Menurut Bandiyah (2009) dalam jurnal (Wijaya, 2019) faktor-

faktor yang mempengaruhi penuaan adalah

a. Keturunan

b. Nutrisi

c. Status kesehatan

d. Pengalam hidup

e. Lingkungan

f. Stress

3. Ciri-ciri Lansia

Menurut Hurlock (2010) dalam jurnal (Wijaya, 2019) Terdapat

beberapa ciri-ciri orang lanjut usia, yaitu:

a. Usia lanjut merupakan periode kemunduran

Kemunduran pada lansia sebagian dating dari faktor fisik dan

faktor psikologis. kemunduran pada lansia semakin cepat apabila

memiliki motivasi yang rendah, sebaliknya jika memiliki motivasi

yang kuat maka kemunduran itu akan lama terjadi.

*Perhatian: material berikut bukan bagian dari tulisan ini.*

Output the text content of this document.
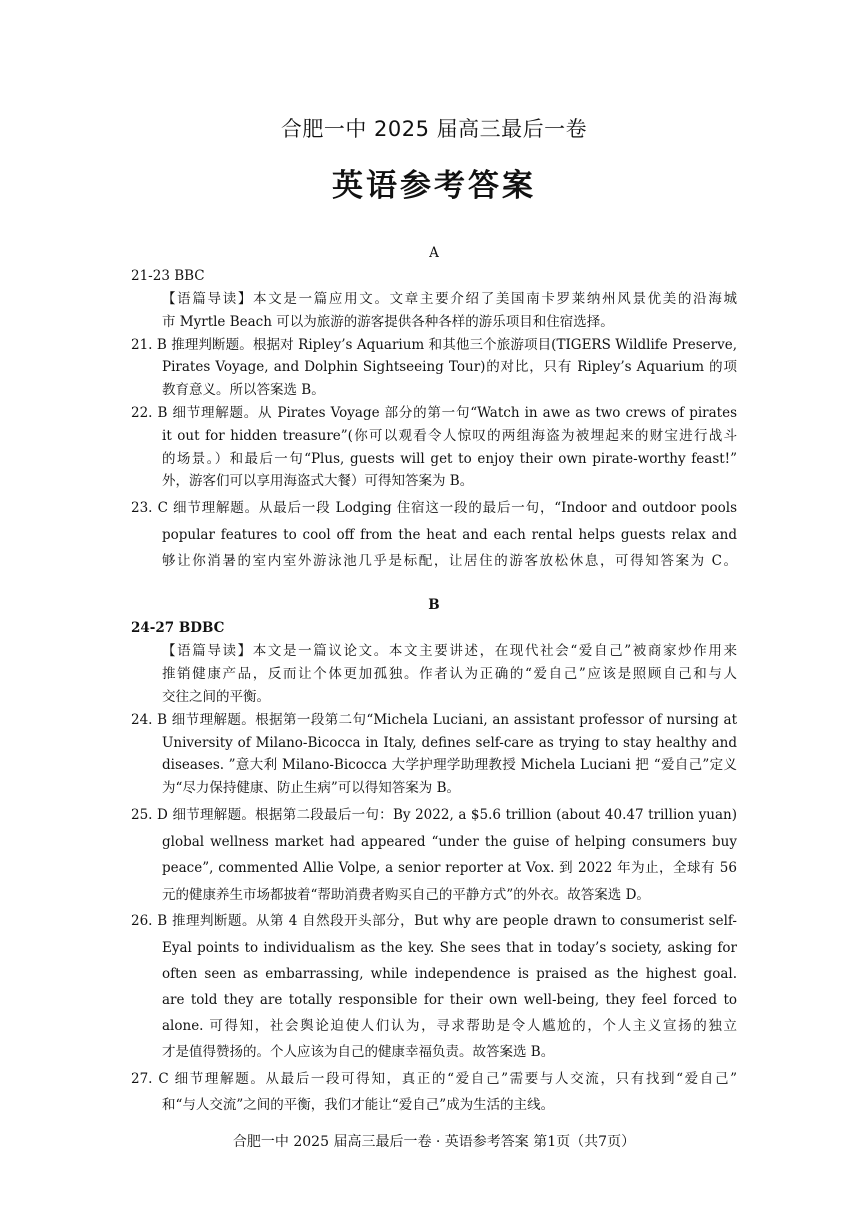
合肥一中 2025 届高三最后一卷
英语参考答案
A
21-23 BBC
【语篇导读】本文是一篇应用文。文章主要介绍了美国南卡罗莱纳州风景优美的沿海城
市 Myrtle Beach 可以为旅游的游客提供各种各样的游乐项目和住宿选择。
21. B 推理判断题。根据对 Ripley’s Aquarium 和其他三个旅游项目(TIGERS Wildlife Preserve,
Pirates Voyage, and Dolphin Sightseeing Tour)的对比，只有 Ripley’s Aquarium 的项
教育意义。所以答案选 B。
22. B 细节理解题。从 Pirates Voyage 部分的第一句“Watch in awe as two crews of pirates
it out for hidden treasure”(你可以观看令人惊叹的两组海盗为被埋起来的财宝进行战斗
的场景。）和最后一句“Plus, guests will get to enjoy their own pirate-worthy feast!”
外，游客们可以享用海盗式大餐）可得知答案为 B。
23. C 细节理解题。从最后一段 Lodging 住宿这一段的最后一句，“Indoor and outdoor pools
popular features to cool off from the heat and each rental helps guests relax and
够让你消暑的室内室外游泳池几乎是标配，让居住的游客放松休息，可得知答案为 C。
B
24-27 BDBC
【语篇导读】本文是一篇议论文。本文主要讲述，在现代社会“爱自己”被商家炒作用来
推销健康产品，反而让个体更加孤独。作者认为正确的“爱自己”应该是照顾自己和与人
交往之间的平衡。
24. B 细节理解题。根据第一段第二句“Michela Luciani, an assistant professor of nursing at
University of Milano-Bicocca in Italy, defines self-care as trying to stay healthy and
diseases. ”意大利 Milano-Bicocca 大学护理学助理教授 Michela Luciani 把 “爱自己”定义
为“尽力保持健康、防止生病”可以得知答案为 B。
25. D 细节理解题。根据第二段最后一句：By 2022, a $5.6 trillion (about 40.47 trillion yuan)
global wellness market had appeared “under the guise of helping consumers buy
peace”, commented Allie Volpe, a senior reporter at Vox. 到 2022 年为止，全球有 56
元的健康养生市场都披着“帮助消费者购买自己的平静方式”的外衣。故答案选 D。
26. B 推理判断题。从第 4 自然段开头部分，But why are people drawn to consumerist self-
Eyal points to individualism as the key. She sees that in today’s society, asking for
often seen as embarrassing, while independence is praised as the highest goal.
are told they are totally responsible for their own well-being, they feel forced to
alone. 可得知，社会舆论迫使人们认为，寻求帮助是令人尴尬的，个人主义宣扬的独立
才是值得赞扬的。个人应该为自己的健康幸福负责。故答案选 B。
27. C 细节理解题。从最后一段可得知，真正的“爱自己”需要与人交流，只有找到“爱自己”
和“与人交流”之间的平衡，我们才能让“爱自己”成为生活的主线。
合肥一中 2025 届高三最后一卷 · 英语参考答案 第1页（共7页）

b. Orang lanjut usia memiliki status kelompok minoritas


Lansia memiliki status kelompok minoritas karena sebagai akibat

dari sikap sosial yang tidak menyenangkan terhadap orang lanjut

usia dan diperkuat oleh pendapat-pendapat klise yang jelek

terhadap lansia. pendapat-pendapat klise itu seperti: lansia lebih

senang mempertahankan pendapatnya daripada mendengarkan

pendapat orang lain.

c. Menua membutuhkan perubahan peran

Perubahan peran tersebut dilakukan karena lansia mulai mengalami

kemunduran dalam segala hal. Perubahan peran pada lansia

sebaiknya dilakukan atas dasar keinginan sendiri bukan atas dasar

tekanan dari lingkungan.

d. Penyesuaian yang buruk pada lansia

Perlakuan yang buruk terhadap orang lanjut usia membuat lansia

cenderung mengembangkan konsep diri yang buruk. Lansia lebih

sering memperlihatkan bentuk perilaku yang buruk. Karena

perlakuan yang buruk itu membuat penyesuaian diri lansia menjadi

buruk.

D. Konsep Kualitas Hidup

1. Pengertian Kualitas Hidup

Menurut WHO kualitas hidup adalah persepsi individu dalam

hidup ditinjau dari korteks budaya dan sistem nilai dimana mereka

hidup, hubungan dengan standar hidup, harapan, kesenangan serta

perhatian mereka.
Kualitas hidup adalah konsep luas yang dipengaruhi dalam cara

kompleks yaitu dengan kesehatan fisik seseorang, keadaan psikologis,

level kemandirian, hubungan sosial, keyakinan pribadi dan hubungan

mereka dengan fitur yang menonjol dari lingkungan mereka (Ningrum

et al., 2017).

2. Aspek-aspek Kualitas Hidup

Kualitas hidup dikelompokkan dalam tiga bagian yang berpusat

pada suatu aspek hidup yang baik, yaitu:

a. Kualitas hidup subjektif

b. Kualitas hidup eksistensial

c. Kualitas hidup objektif

3. Faktor-faktor yang Mempengaruhi Kualitas Hidup

a. Perubahan fisik lansia

Meliputi perubahan tingkat sel sampai kesemua sistem organ

tubuh, diantaranya sistem pernapasan, pendengaran, penglihatan,

kardiovaskuler, sistem pengaturan tubuh.

1) Sistem pernapasan

Otot pernapasan kaku dan kahilangan kekuatan, sehingga

volume udara inspirasi berkurang dan membuat pernapasan

cepat dan dangkal. Penurununan aktivitas paru (mengembang

dan mengempisnya) sehingga jumlah udara pernapasan yang

masuk ke paru mengalami penurunan, refleks dan kemampuan

untuk batuk berkurang sehingga pengeluaran secret dan korpus


alium dari saluran napas berkurang sehingga potensial

terjadinya obstruksi (Ningrum et al., 2017).

2) Sistem pendengaran

Hilangnya daya pendengaran pada telinga dalam, terutama

pada bunyi suara atau nada yang tinggi, suara yang tidak jelas,

sulit mengerti kata-kata, 50% terjadi pada usia diatas 65 tahun.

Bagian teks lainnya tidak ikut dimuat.